Due to user request, PLCrashReporter provides an optional implementation of Mach exception handling for both iOS and Mac OS X.
This implementation uses only supported API on Mac OS X, and depends on limited undefined API on iOS. The reporter may be excluded entirely at build time by modifying the PLCRASH_FEATURE_MACH_EXCEPTIONS build configuration; it may also be disabled at runtime by configuring the PLCrashReporter instance appropriately via PLCrashReporterConfig.
The iOS implementation is implemented almost entirely using public API, and links against no actual private symbols; the use of undocumented functionality is limited to assuming the use of specific msgh_id values (see below for details). As a result, it may be considered perfectly safe to include the Mach Exception code in the standard build, and enable/disable it at runtime.
The following issues exist in the iOS implementation:
The msgh_id values required for an exception reply message are not available from the available headers and must be hard-coded. This prevents one from safely replying to exception messages, which means that it is impossible to (correctly) inform the server that an exception has not been handled.
Impact: This can lead to the process locking up and not dispatching to the host exception handler (eg, Apple's crash reporter), depending on the behavior of the kernel exception code.
The mach_* structure/type variants required by MACH_EXCEPTION_CODES are not publicly defined (on Mac OS X, these are provided by mach_exc.defs). This prevents one from forwarding exception messages to an existing handler that was registered with a MACH_EXCEPTION_CODES behavior (eg, forwarding is entirely non-functional on ARM64 devices).
Impact: This can break forwarding to any task exception handler that registers itself with MACH_EXCEPTION_CODES, including other handlers registered within the current process, eg, by a managed runtime. This could also result in misinterpretation of a Mach exception message, in the case where the message format is modified by Apple to be incompatible with the existing 32-bit format.

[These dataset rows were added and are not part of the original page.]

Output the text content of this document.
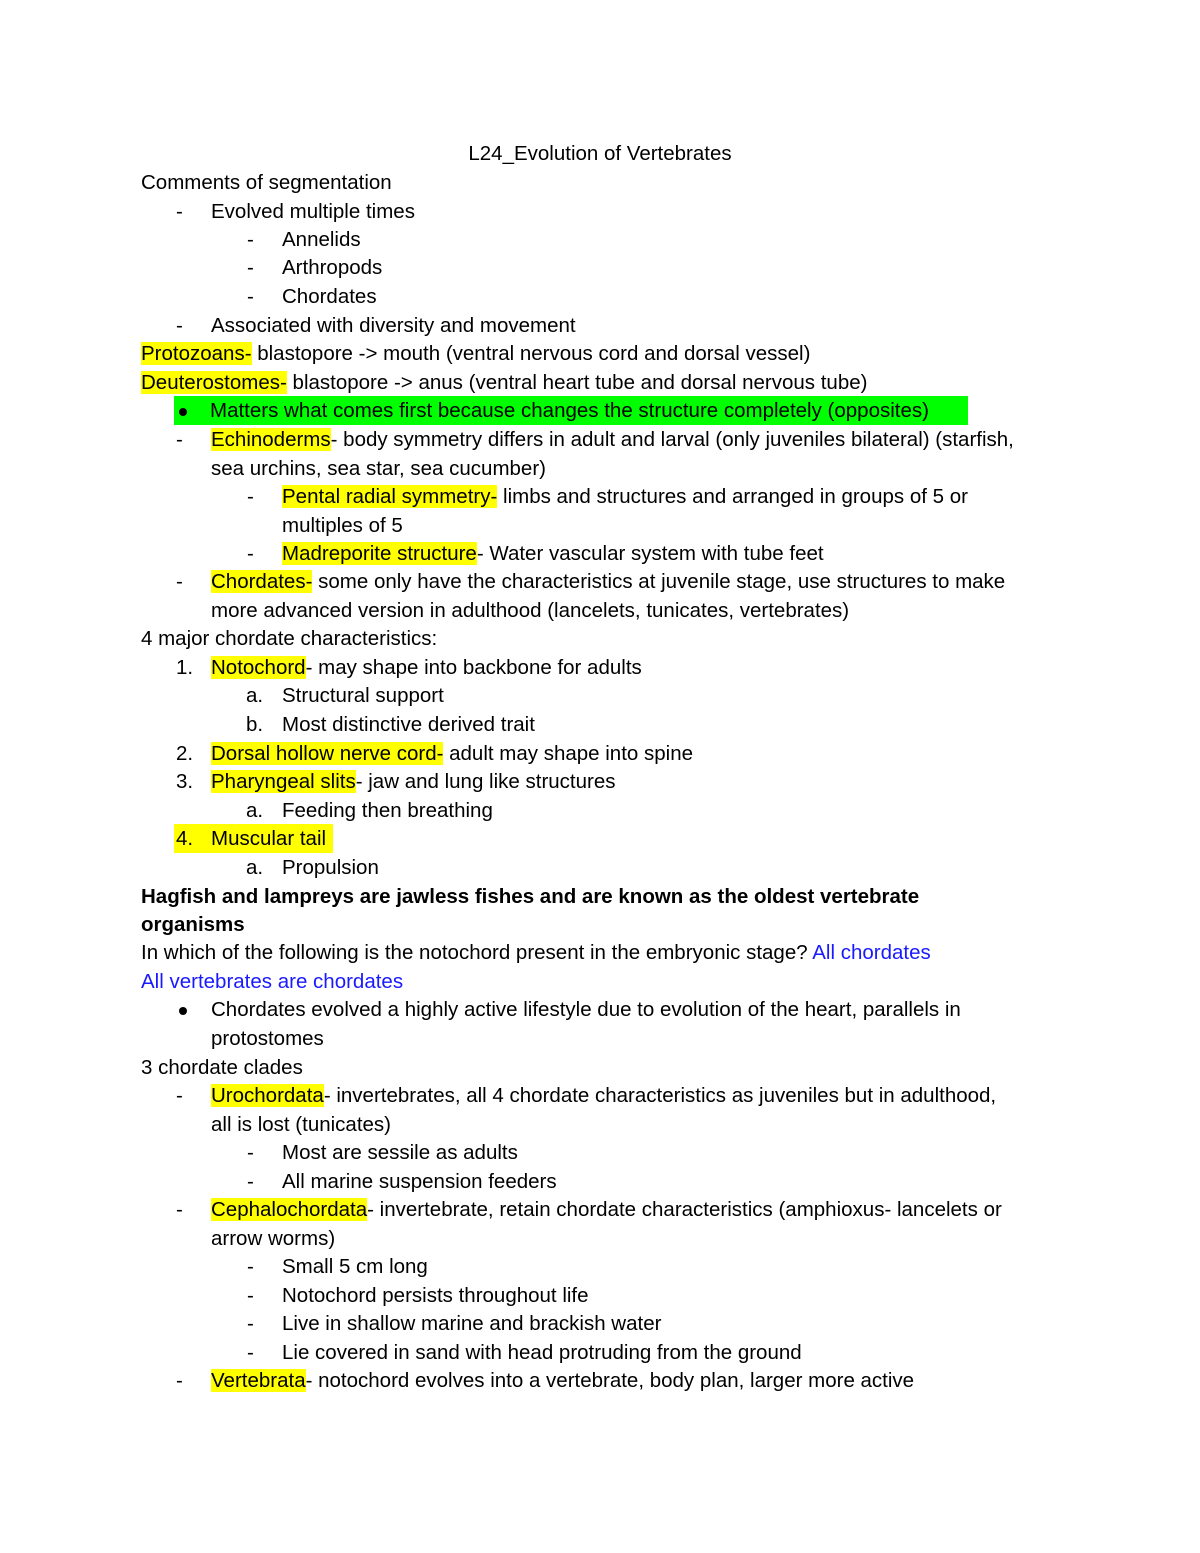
L24_Evolution of Vertebrates
Comments of segmentation
- Evolved multiple times
- Annelids
- Arthropods
- Chordates
- Associated with diversity and movement
Protozoans- blastopore -> mouth (ventral nervous cord and dorsal vessel)
Deuterostomes- blastopore -> anus (ventral heart tube and dorsal nervous tube)
Matters what comes first because changes the structure completely (opposites)
- Echinoderms- body symmetry differs in adult and larval (only juveniles bilateral) (starfish,
sea urchins, sea star, sea cucumber)
- Pental radial symmetry- limbs and structures and arranged in groups of 5 or
multiples of 5
- Madreporite structure- Water vascular system with tube feet
- Chordates- some only have the characteristics at juvenile stage, use structures to make
more advanced version in adulthood (lancelets, tunicates, vertebrates)
4 major chordate characteristics:
1. Notochord- may shape into backbone for adults
a. Structural support
b. Most distinctive derived trait
2. Dorsal hollow nerve cord- adult may shape into spine
3. Pharyngeal slits- jaw and lung like structures
a. Feeding then breathing
4. Muscular tail
a. Propulsion
Hagfish and lampreys are jawless fishes and are known as the oldest vertebrate
organisms
In which of the following is the notochord present in the embryonic stage? All chordates
All vertebrates are chordates
Chordates evolved a highly active lifestyle due to evolution of the heart, parallels in
protostomes
3 chordate clades
- Urochordata- invertebrates, all 4 chordate characteristics as juveniles but in adulthood,
all is lost (tunicates)
- Most are sessile as adults
- All marine suspension feeders
- Cephalochordata- invertebrate, retain chordate characteristics (amphioxus- lancelets or
arrow worms)
- Small 5 cm long
- Notochord persists throughout life
- Live in shallow marine and brackish water
- Lie covered in sand with head protruding from the ground
- Vertebrata- notochord evolves into a vertebrate, body plan, larger more active
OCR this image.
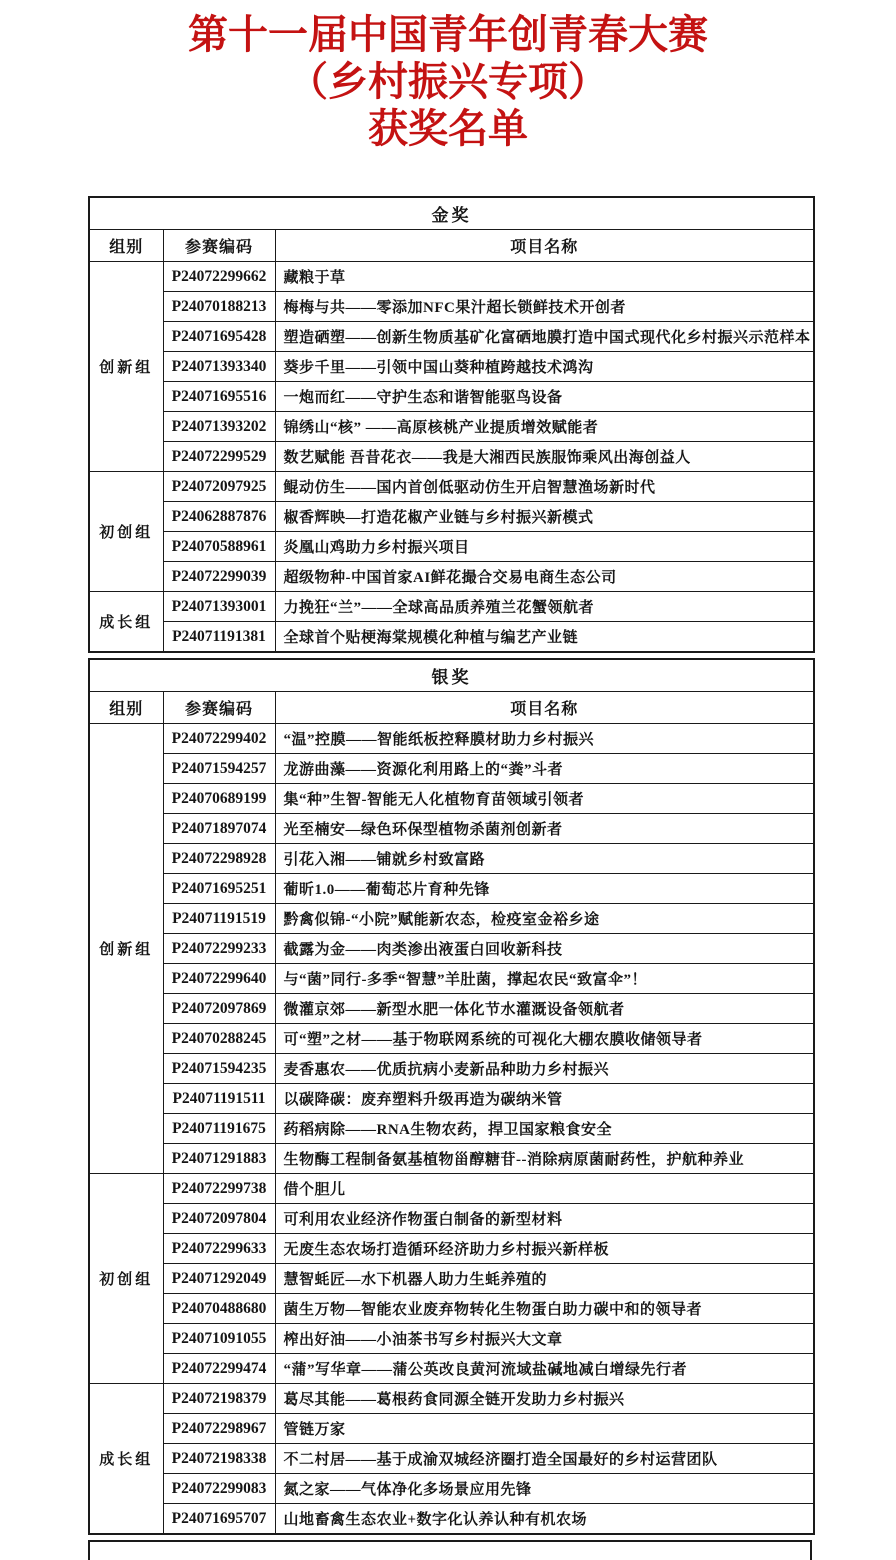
第十一届中国青年创青春大赛
（乡村振兴专项）
获奖名单
金奖		
组别	参赛编码	项目名称
创新组	P24072299662	藏粮于草
	P24070188213	梅梅与共——零添加NFC果汁超长锁鲜技术开创者
	P24071695428	塑造硒塑——创新生物质基矿化富硒地膜打造中国式现代化乡村振兴示范样本
	P24071393340	葵步千里——引领中国山葵种植跨越技术鸿沟
	P24071695516	一炮而红——守护生态和谐智能驱鸟设备
	P24071393202	锦绣山“核” ——高原核桃产业提质增效赋能者
	P24072299529	数艺赋能 吾昔花衣——我是大湘西民族服饰乘风出海创益人
初创组	P24072097925	鲲动仿生——国内首创低驱动仿生开启智慧渔场新时代
	P24062887876	椒香辉映—打造花椒产业链与乡村振兴新模式
	P24070588961	炎凰山鸡助力乡村振兴项目
	P24072299039	超级物种-中国首家AI鲜花撮合交易电商生态公司
成长组	P24071393001	力挽狂“兰”——全球高品质养殖兰花蟹领航者
	P24071191381	全球首个贴梗海棠规模化种植与编艺产业链
银奖		
组别	参赛编码	项目名称
创新组	P24072299402	“温”控膜——智能纸板控释膜材助力乡村振兴
	P24071594257	龙游曲藻——资源化利用路上的“粪”斗者
	P24070689199	集“种”生智-智能无人化植物育苗领域引领者
	P24071897074	光至楠安—绿色环保型植物杀菌剂创新者
	P24072298928	引花入湘——铺就乡村致富路
	P24071695251	葡昕1.0——葡萄芯片育种先锋
	P24071191519	黔禽似锦-“小院”赋能新农态，检疫室金裕乡途
	P24072299233	截露为金——肉类渗出液蛋白回收新科技
	P24072299640	与“菌”同行-多季“智慧”羊肚菌，撑起农民“致富伞”！
	P24072097869	微灌京郊——新型水肥一体化节水灌溉设备领航者
	P24070288245	可“塑”之材——基于物联网系统的可视化大棚农膜收储领导者
	P24071594235	麦香惠农——优质抗病小麦新品种助力乡村振兴
	P24071191511	以碳降碳：废弃塑料升级再造为碳纳米管
	P24071191675	药稻病除——RNA生物农药，捍卫国家粮食安全
	P24071291883	生物酶工程制备氨基植物甾醇糖苷--消除病原菌耐药性，护航种养业
初创组	P24072299738	借个胆儿
	P24072097804	可利用农业经济作物蛋白制备的新型材料
	P24072299633	无废生态农场打造循环经济助力乡村振兴新样板
	P24071292049	慧智蚝匠—水下机器人助力生蚝养殖的
	P24070488680	菌生万物—智能农业废弃物转化生物蛋白助力碳中和的领导者
	P24071091055	榨出好油——小油茶书写乡村振兴大文章
	P24072299474	“蒲”写华章——蒲公英改良黄河流域盐碱地减白增绿先行者
成长组	P24072198379	葛尽其能——葛根药食同源全链开发助力乡村振兴
	P24072298967	管链万家
	P24072198338	不二村居——基于成渝双城经济圈打造全国最好的乡村运营团队
	P24072299083	氮之家——气体净化多场景应用先锋
	P24071695707	山地畜禽生态农业+数字化认养认种有机农场
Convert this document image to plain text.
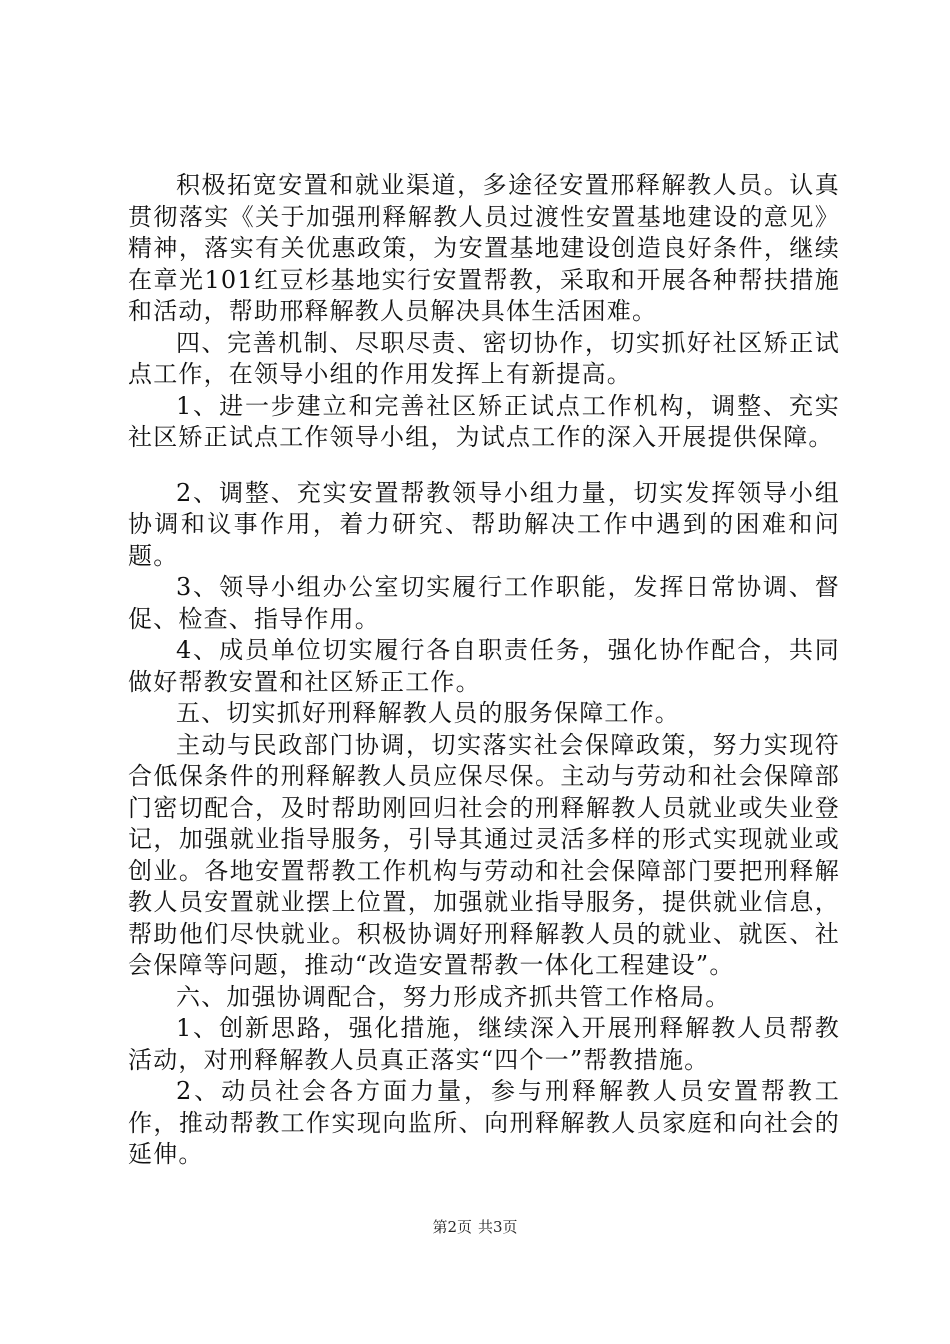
积极拓宽安置和就业渠道，多途径安置邢释解教人员。认真贯彻落实《关于加强刑释解教人员过渡性安置基地建设的意见》精神，落实有关优惠政策，为安置基地建设创造良好条件，继续在章光101红豆杉基地实行安置帮教，采取和开展各种帮扶措施和活动，帮助邢释解教人员解决具体生活困难。

四、完善机制、尽职尽责、密切协作，切实抓好社区矫正试点工作，在领导小组的作用发挥上有新提高。

1、进一步建立和完善社区矫正试点工作机构，调整、充实社区矫正试点工作领导小组，为试点工作的深入开展提供保障。

2、调整、充实安置帮教领导小组力量，切实发挥领导小组协调和议事作用，着力研究、帮助解决工作中遇到的困难和问题。

3、领导小组办公室切实履行工作职能，发挥日常协调、督促、检查、指导作用。

4、成员单位切实履行各自职责任务，强化协作配合，共同做好帮教安置和社区矫正工作。

五、切实抓好刑释解教人员的服务保障工作。

主动与民政部门协调，切实落实社会保障政策，努力实现符合低保条件的刑释解教人员应保尽保。主动与劳动和社会保障部门密切配合，及时帮助刚回归社会的刑释解教人员就业或失业登记，加强就业指导服务，引导其通过灵活多样的形式实现就业或创业。各地安置帮教工作机构与劳动和社会保障部门要把刑释解教人员安置就业摆上位置，加强就业指导服务，提供就业信息，帮助他们尽快就业。积极协调好刑释解教人员的就业、就医、社会保障等问题，推动“改造安置帮教一体化工程建设”。

六、加强协调配合，努力形成齐抓共管工作格局。

1、创新思路，强化措施，继续深入开展刑释解教人员帮教活动，对刑释解教人员真正落实“四个一”帮教措施。

2、动员社会各方面力量，参与刑释解教人员安置帮教工作，推动帮教工作实现向监所、向刑释解教人员家庭和向社会的延伸。

第2页 共3页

This is the case with LLDB; it will register a task exception handler with MACH_EXCEPTION_CODES set. Failure to correctly forward these exceptions will result in the debugger breaking in interesting ways; for example, changes to the set of dyld-loaded images are detected by setting a breakpoint on the dyld image registration funtions, and this functionality will break if the exception is not correctly forwarded.
Since Mach exception handling is important for a fully functional crash reporter, we have also filed a radar to request that the API be made public: Radar: rdar://12939497 RFE: Provide mach_exc.defs for iOS
At the time of this writing, the radar remains open/unresolved.